Inflammation of the leg post-surgery can be a major concern and can lead to blood clotting. Controlling it through exercise is one aspect but what you do in daily life can also have a major impact. Avoid sitting with your leg hanging down where possible. This might mean missing out on some dinner dates but for the first 2 to 3 months post-surgery this is a small price to pay for a rapid recovery without complications. Wearing compress socks (knee length) is an excellent way to mitigate swelling.
Diet also plays a major role in speeding or inhibiting ACL recovery. Some foods cause chronic inflammation, some work to reduce inflammation.
Range of Motion
As you would expect, ACL surgery was a big setback in terms of range of motion. I was at 124 degrees pre-surgery and two weeks after surgery had only recovered to 115 degrees. Range of motion in the knee is taken for granted until injury restricts it and then simple things such as walking without a limp or walking up and down hill become extremely difficult.
Inflammation restricts range of motion so removing inflammation is the first step to re-establishing range of motion. Then work on the stationary bike helps get the knee moving. In my case the toughest part to achieve was leg straightness. Knee bend was easy by comparison – reducing inflammation takes you most of the way there. However, leg straightness (which immediately impacts gait) took a lot of work on the calf muscles and hamstring.

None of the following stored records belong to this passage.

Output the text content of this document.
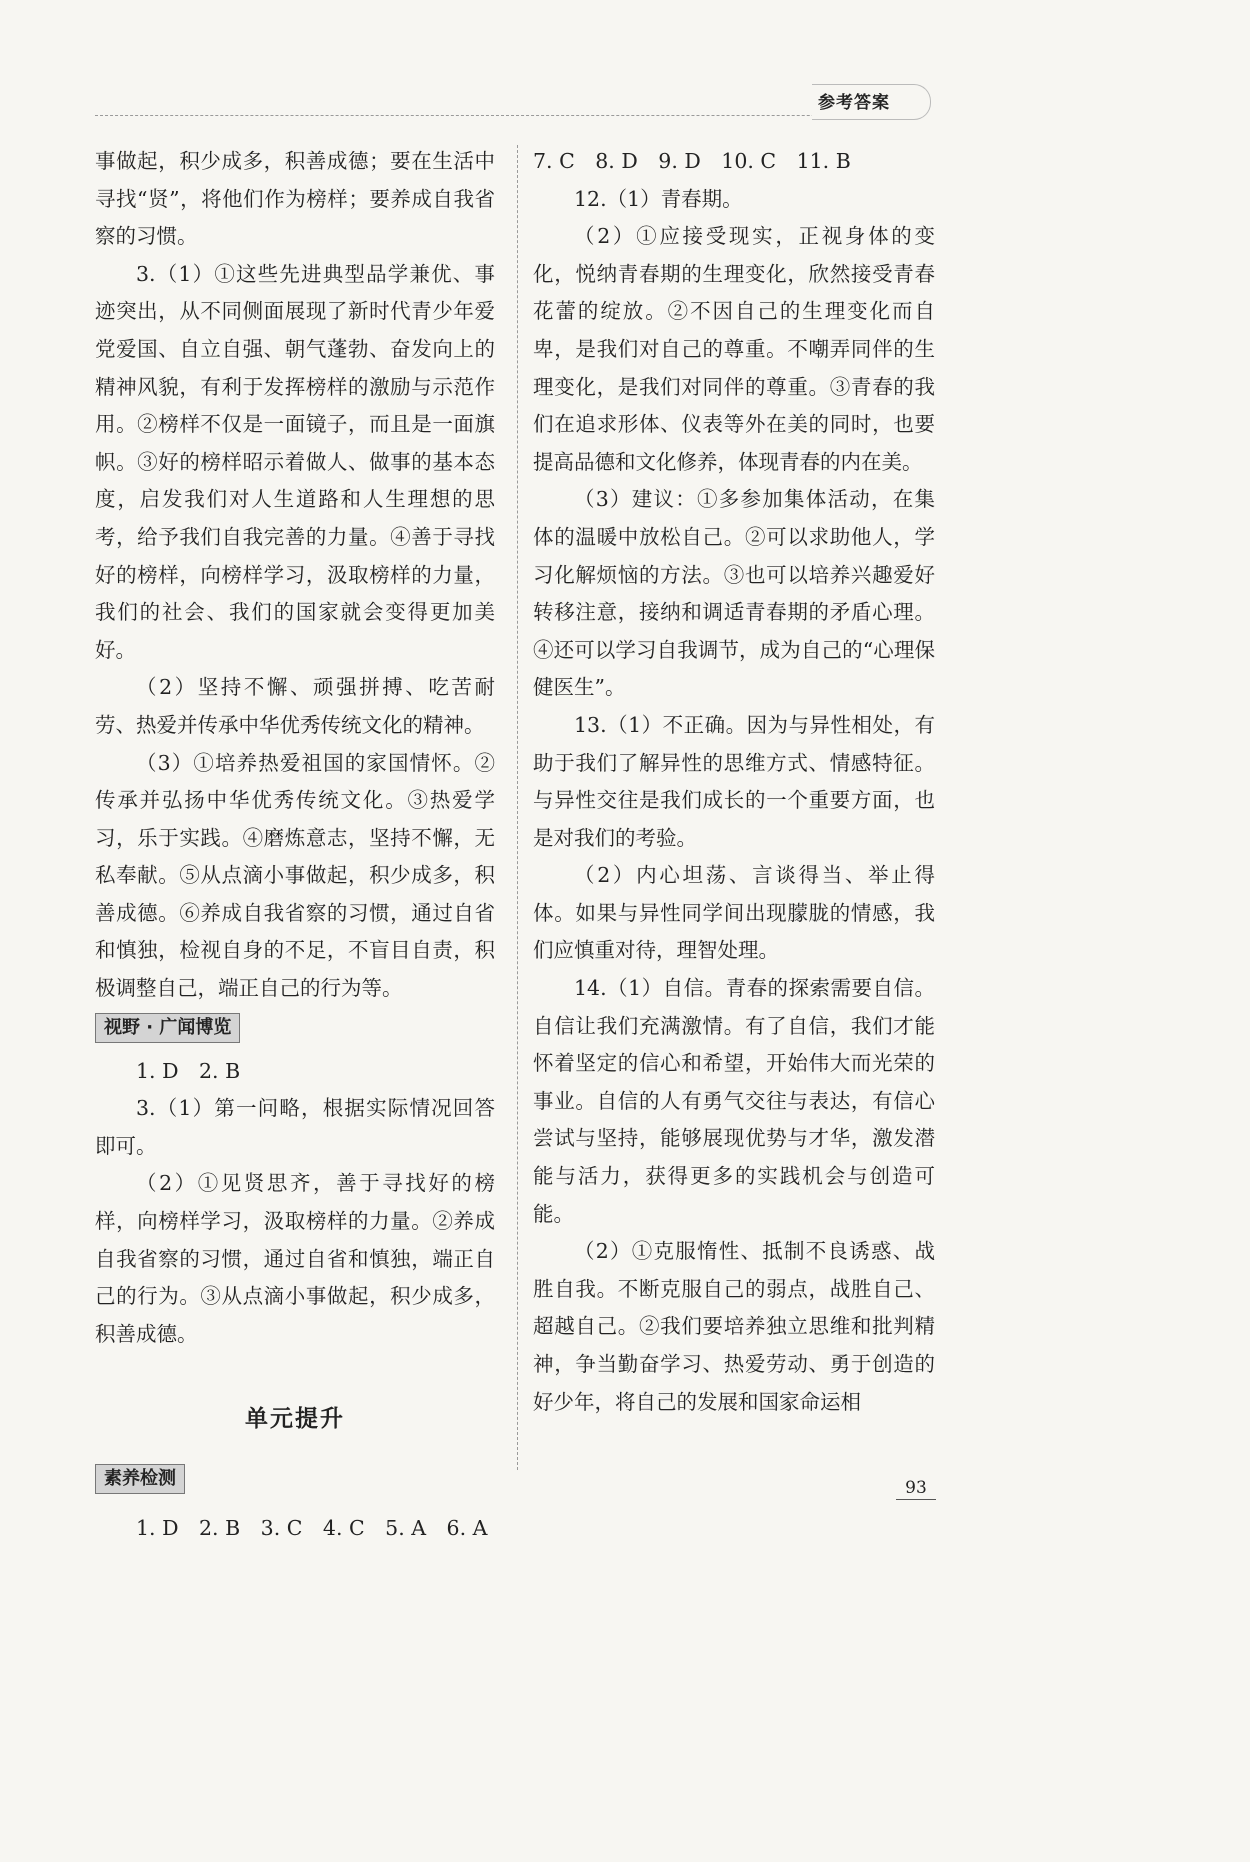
参考答案

事做起，积少成多，积善成德；要在生活中寻找“贤”，将他们作为榜样；要养成自我省察的习惯。

3.（1）①这些先进典型品学兼优、事迹突出，从不同侧面展现了新时代青少年爱党爱国、自立自强、朝气蓬勃、奋发向上的精神风貌，有利于发挥榜样的激励与示范作用。②榜样不仅是一面镜子，而且是一面旗帜。③好的榜样昭示着做人、做事的基本态度，启发我们对人生道路和人生理想的思考，给予我们自我完善的力量。④善于寻找好的榜样，向榜样学习，汲取榜样的力量，我们的社会、我们的国家就会变得更加美好。

（2）坚持不懈、顽强拼搏、吃苦耐劳、热爱并传承中华优秀传统文化的精神。

（3）①培养热爱祖国的家国情怀。②传承并弘扬中华优秀传统文化。③热爱学习，乐于实践。④磨炼意志，坚持不懈，无私奉献。⑤从点滴小事做起，积少成多，积善成德。⑥养成自我省察的习惯，通过自省和慎独，检视自身的不足，不盲目自责，积极调整自己，端正自己的行为等。

视野 · 广闻博览

1. D　2. B

3.（1）第一问略，根据实际情况回答即可。

（2）①见贤思齐，善于寻找好的榜样，向榜样学习，汲取榜样的力量。②养成自我省察的习惯，通过自省和慎独，端正自己的行为。③从点滴小事做起，积少成多，积善成德。

单元提升
素养检测

1. D　2. B　3. C　4. C　5. A　6. A

7. C　8. D　9. D　10. C　11. B

12.（1）青春期。

（2）①应接受现实，正视身体的变化，悦纳青春期的生理变化，欣然接受青春花蕾的绽放。②不因自己的生理变化而自卑，是我们对自己的尊重。不嘲弄同伴的生理变化，是我们对同伴的尊重。③青春的我们在追求形体、仪表等外在美的同时，也要提高品德和文化修养，体现青春的内在美。

（3）建议：①多参加集体活动，在集体的温暖中放松自己。②可以求助他人，学习化解烦恼的方法。③也可以培养兴趣爱好转移注意，接纳和调适青春期的矛盾心理。④还可以学习自我调节，成为自己的“心理保健医生”。

13.（1）不正确。因为与异性相处，有助于我们了解异性的思维方式、情感特征。与异性交往是我们成长的一个重要方面，也是对我们的考验。

（2）内心坦荡、言谈得当、举止得体。如果与异性同学间出现朦胧的情感，我们应慎重对待，理智处理。

14.（1）自信。青春的探索需要自信。自信让我们充满激情。有了自信，我们才能怀着坚定的信心和希望，开始伟大而光荣的事业。自信的人有勇气交往与表达，有信心尝试与坚持，能够展现优势与才华，激发潜能与活力，获得更多的实践机会与创造可能。

（2）①克服惰性、抵制不良诱惑、战胜自我。不断克服自己的弱点，战胜自己、超越自己。②我们要培养独立思维和批判精神，争当勤奋学习、热爱劳动、勇于创造的好少年，将自己的发展和国家命运相

93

There are several ways to stretch the calf many of which I cover in my free mini-course that you can sign up for on the right side of this page. For hamstring exercises, I mainly used an elastic band tied around my ankle with the other end tied to a heavy table leg. I sat on a stool placed at a good stretch length from the table and then alternately straightened my leg and then pulled back, bending my knee and working the hamstring.
Strength
Strength in the knee arises from strength in the leg as a whole and as you move through the MOON ACL rehabilitation guidelines the knee strengthening exercises take on a holistic feel: quad sets, squats, hip adduction/abduction, the use of rocker boards and wobble boards, straight leg raises with resistance, calf exercises, hamstring curls, more bike work, introduction of the Stairmaster and Elliptical Trainer etc.

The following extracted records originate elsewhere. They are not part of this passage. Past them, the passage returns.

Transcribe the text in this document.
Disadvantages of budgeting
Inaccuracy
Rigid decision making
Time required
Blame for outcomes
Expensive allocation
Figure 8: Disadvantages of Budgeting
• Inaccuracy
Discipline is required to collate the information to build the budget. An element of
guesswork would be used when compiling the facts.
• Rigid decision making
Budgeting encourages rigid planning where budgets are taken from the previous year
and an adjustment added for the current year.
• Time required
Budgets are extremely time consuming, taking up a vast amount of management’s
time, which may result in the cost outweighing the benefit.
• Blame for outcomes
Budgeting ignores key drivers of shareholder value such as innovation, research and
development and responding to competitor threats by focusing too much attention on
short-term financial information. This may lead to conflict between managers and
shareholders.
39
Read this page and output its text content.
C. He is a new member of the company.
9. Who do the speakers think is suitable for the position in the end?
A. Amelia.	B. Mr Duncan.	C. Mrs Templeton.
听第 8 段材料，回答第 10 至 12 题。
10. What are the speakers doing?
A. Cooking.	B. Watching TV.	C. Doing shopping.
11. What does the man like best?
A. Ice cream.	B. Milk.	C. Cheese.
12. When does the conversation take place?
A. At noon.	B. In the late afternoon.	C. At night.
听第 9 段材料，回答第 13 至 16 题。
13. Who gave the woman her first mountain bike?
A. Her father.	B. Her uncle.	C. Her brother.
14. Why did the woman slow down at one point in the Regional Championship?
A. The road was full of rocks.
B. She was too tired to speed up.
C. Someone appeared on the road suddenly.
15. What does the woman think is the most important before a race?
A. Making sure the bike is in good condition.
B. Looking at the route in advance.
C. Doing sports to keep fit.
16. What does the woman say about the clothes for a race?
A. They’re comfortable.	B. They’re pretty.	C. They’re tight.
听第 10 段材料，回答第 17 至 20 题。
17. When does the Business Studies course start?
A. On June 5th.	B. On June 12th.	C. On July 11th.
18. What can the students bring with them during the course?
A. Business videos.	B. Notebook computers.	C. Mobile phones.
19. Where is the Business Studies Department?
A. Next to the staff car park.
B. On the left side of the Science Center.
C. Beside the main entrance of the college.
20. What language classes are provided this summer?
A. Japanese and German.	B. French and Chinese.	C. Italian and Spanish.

Woven in across all of these 3 key areas should be walking exercises. Key among these are squats, lunges, step up exercises and balance exercises. These latter exercises always reminded me of Monty Python’s funny walks. One of these involved raising the knee and opposite arm and then alternating with the opposite knee and arm. This was great for making the brain concentrate on something other than the damaged leg during the walk with consequent reduction in limping and improved balance.